After recording the orchestra in Havana, Cuba, Rodrigo and Gabriela added guitars in their home studio in Mexico. The Area 52 tour would be the first time the pair toured with a band, and compromise was necessary in order to make the sound work on the road.
“We knew that to bring the whole band would be too expensive. Rod and Gab aren’t used to that; they’re only two people! So we cut the band as much as possible; we have one guy doing percussion instead of three, two horns instead of seven, and that makes the salsa change a little bit. We’re not really salsa, we’re not really Cuban; we are a little bit rock, a little bit Latin, and a little bit Rodrigo y Gabriela,” Marchant said.
At the centre of the production are two Allen & Heath iLive T-112 consoles; one for Marchant, and the other for monitor engineer Mike McGrath. An iDR-64 MixRack handles all 60 inputs from the stage – a combination of Sennheiser microphones and Radial DI boxes – while a 60-channel Dante link sends the audio to Marchant’s laptop, who records each show using MOTU’s Digital Performer.
Marchant takes his gain structure from McGrath, which frees him to concentrate on the live show, rather than having to worry about peaking recording levels. He certainly can’t afford to split his attention; despite a stripped-down band, Marchant is still mixing 64 channels of audio each show, 26 of which are reserved exclusively for percussion. “If we were to walk in to a club with a normal house board like a (Yamaha) PM5D or something like that, we don’t physically have enough inputs to do this show,” said McGrath. “I don’t think we’d be able to do the show without them (the iLives) and that’s not a sales pitch. Literally, that’s true.”
On stage during soundcheck for their February gig at the O2 Academy in Brixton, Rodrigo, Gabriela, and C.U.B.A rehearseHanuman a loud, rocking, Santana-inspired piece blowing out of the PA system provided by APR Audio. The main FOH system consists mainly of Electro-Voice X-Line and Xlvc components; eight Xvls elements per side flown for Brixton’s balcony and stalls, 10 XLD281s across the front of the stage and lower stalls, and a total of 12 X-Subs – six per side.
The side fill system included two XDS sub bass cabs, four XB bass cabs and four XCN MB/HF from Electro-Voice’s X-Array system. Finishing off the system are 12 HK CT115 monitor wedges coupled with two HK CTA118 powered subs.
According to APR Audio’s Matt Gunter, the system used at the O2 Academy Brixton is about two-thirds of the kit that they’d normally use at Glastonbury. In a word: loud. Marchant credits the iLive for easily being able to keep track of the incredible sound bursting from the stage.
“The advantage of the iLive when you’re mixing this show is that you can easily see what’s going on in each channel. Because the dynamic range of this music is so huge, you need to be able to see everything in a glance. I don’t want to be looking at a little screen. With the iLive, I can just look quickly, see everything, and keep my eye on the stage. Everything is colourful, everything is handy, everything is right there.”
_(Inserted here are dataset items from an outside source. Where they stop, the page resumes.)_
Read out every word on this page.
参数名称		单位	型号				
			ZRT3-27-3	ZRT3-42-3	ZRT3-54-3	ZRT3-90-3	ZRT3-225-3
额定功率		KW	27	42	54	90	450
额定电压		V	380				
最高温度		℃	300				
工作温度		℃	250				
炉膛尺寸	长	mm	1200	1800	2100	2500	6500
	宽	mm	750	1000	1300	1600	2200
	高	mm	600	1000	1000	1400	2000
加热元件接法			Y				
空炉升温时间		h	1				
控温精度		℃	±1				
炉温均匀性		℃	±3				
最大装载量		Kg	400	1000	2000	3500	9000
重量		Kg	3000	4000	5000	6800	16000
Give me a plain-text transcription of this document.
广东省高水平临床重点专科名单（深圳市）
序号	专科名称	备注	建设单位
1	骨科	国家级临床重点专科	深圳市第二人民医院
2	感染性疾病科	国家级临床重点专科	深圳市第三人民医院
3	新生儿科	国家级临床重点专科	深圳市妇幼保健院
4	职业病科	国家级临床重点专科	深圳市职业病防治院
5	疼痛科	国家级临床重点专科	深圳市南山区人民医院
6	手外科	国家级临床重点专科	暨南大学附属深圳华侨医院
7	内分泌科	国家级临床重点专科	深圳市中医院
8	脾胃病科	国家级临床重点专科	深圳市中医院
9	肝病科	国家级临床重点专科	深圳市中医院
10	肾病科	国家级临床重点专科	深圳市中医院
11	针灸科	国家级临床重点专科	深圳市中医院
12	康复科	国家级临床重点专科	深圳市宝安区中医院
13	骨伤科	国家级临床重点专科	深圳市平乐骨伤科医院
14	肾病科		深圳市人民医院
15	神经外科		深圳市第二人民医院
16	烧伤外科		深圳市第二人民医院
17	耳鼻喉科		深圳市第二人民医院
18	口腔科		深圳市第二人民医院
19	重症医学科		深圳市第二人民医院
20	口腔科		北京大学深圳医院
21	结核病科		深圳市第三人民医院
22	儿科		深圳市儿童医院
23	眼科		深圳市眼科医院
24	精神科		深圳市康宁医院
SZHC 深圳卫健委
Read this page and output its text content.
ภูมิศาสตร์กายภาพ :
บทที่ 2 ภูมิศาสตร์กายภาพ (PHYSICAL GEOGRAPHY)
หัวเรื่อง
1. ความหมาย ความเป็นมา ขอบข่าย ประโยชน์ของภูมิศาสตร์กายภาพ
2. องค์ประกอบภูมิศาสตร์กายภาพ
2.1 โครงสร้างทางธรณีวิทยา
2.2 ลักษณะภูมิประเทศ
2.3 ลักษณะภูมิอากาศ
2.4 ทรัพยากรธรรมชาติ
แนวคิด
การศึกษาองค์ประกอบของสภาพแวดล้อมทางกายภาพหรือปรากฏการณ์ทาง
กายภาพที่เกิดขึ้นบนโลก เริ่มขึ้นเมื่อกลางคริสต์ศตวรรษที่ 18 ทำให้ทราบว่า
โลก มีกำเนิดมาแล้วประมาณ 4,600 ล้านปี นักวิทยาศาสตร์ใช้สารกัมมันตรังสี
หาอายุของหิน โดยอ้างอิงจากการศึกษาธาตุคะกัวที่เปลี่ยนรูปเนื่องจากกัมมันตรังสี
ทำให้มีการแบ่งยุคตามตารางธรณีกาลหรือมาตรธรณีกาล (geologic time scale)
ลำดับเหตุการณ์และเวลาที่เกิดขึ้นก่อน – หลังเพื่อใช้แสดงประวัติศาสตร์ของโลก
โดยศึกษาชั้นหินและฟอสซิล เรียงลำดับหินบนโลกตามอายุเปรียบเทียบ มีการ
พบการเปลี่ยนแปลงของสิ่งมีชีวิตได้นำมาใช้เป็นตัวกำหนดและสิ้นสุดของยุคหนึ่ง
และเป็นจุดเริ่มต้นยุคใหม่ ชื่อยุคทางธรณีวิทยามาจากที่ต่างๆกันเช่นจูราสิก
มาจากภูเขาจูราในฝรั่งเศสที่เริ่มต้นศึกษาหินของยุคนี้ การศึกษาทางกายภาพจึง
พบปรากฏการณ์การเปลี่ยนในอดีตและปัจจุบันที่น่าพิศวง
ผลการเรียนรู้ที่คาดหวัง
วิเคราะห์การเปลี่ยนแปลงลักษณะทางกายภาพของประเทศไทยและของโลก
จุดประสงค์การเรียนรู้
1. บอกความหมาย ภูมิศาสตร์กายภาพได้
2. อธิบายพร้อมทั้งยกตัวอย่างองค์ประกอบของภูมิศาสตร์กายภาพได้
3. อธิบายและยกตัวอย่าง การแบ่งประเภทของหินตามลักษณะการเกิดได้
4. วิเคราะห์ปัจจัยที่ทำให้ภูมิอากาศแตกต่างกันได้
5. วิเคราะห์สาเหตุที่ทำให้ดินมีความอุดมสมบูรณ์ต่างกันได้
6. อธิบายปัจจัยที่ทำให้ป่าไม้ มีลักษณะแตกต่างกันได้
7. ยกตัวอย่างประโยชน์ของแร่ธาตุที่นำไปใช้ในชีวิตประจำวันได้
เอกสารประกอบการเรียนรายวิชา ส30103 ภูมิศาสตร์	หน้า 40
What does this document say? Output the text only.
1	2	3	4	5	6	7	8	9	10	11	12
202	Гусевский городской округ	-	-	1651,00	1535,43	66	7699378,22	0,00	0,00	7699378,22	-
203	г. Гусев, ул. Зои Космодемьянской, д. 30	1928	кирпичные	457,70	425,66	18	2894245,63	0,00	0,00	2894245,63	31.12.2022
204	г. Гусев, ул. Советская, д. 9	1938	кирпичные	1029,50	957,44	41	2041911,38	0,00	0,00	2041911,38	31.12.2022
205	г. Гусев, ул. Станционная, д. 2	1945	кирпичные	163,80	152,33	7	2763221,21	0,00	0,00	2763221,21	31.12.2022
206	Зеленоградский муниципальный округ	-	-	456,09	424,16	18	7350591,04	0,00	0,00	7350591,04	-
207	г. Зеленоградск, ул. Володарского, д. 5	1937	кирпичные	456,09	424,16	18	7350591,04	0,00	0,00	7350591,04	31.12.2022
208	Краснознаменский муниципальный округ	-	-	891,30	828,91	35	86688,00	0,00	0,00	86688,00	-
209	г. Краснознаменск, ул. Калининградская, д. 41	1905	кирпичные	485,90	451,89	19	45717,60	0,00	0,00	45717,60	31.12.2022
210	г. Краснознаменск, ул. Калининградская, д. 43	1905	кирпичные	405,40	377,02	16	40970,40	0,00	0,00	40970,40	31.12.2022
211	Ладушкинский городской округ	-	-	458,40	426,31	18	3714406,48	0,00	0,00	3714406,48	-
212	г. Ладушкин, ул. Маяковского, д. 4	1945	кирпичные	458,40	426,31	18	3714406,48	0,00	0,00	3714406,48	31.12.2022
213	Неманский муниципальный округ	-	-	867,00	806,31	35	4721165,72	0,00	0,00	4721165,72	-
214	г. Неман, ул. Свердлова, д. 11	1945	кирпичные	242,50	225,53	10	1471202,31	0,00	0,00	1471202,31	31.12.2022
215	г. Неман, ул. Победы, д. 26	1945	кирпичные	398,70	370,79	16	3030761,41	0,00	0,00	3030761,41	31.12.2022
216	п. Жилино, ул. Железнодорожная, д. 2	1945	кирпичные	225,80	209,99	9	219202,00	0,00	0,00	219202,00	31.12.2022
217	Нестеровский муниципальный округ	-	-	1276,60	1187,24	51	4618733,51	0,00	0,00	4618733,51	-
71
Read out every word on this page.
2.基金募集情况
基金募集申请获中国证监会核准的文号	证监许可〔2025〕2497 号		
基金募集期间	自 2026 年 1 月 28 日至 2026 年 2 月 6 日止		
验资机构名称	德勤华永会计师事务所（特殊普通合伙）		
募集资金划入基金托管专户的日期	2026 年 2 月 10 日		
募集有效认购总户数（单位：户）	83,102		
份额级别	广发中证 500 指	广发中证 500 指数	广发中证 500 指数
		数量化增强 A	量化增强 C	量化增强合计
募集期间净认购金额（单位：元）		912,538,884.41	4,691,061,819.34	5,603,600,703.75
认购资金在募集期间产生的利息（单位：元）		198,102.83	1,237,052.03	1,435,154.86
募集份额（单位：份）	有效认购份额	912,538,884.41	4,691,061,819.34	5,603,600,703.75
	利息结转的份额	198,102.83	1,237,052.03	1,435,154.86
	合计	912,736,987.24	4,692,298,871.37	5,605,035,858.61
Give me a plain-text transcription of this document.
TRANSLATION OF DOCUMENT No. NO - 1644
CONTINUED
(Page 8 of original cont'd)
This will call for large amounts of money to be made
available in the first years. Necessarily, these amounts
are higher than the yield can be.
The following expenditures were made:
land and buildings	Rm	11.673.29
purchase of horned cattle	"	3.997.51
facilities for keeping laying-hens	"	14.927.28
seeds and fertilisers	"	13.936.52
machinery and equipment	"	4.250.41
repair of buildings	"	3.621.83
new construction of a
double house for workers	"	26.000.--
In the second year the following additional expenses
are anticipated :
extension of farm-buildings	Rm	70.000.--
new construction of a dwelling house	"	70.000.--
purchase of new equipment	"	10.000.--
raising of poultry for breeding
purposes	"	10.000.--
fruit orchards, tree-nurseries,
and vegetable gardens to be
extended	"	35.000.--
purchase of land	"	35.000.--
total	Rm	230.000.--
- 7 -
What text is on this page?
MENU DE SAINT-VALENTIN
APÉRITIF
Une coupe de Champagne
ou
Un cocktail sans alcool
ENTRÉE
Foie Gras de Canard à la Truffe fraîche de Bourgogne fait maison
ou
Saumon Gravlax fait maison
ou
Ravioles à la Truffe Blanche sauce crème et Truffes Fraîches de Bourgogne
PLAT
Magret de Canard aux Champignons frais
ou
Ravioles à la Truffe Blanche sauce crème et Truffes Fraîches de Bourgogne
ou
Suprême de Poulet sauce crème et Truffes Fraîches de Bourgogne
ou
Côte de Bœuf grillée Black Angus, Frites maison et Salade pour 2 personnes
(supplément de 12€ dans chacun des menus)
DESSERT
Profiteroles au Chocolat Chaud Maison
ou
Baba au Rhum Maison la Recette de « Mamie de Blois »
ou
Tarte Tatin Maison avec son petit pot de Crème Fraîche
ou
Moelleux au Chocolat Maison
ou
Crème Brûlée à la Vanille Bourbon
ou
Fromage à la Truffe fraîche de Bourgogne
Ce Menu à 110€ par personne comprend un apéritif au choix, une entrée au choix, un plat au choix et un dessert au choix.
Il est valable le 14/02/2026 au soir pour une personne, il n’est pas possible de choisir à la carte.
McGrath added that the consoles are also helping the musicians on-stage, who are using in-ear monitors – Sennheiser G3s – and many for the first time: “There’s a lot of jazz players in the band, and they’ve never really gone near in-ears before. It’s always been smoky jazz club gigs. With this desk I have so many effects I can make it sound ‘live’ rather than really dead, dry sounding, like it normally would. I can add little reverbs, little ambiances on them that make it sound real, it really helps.”
Rodrigo y Gabriela begin their summer festival tour this June at Bonnaroo in the US.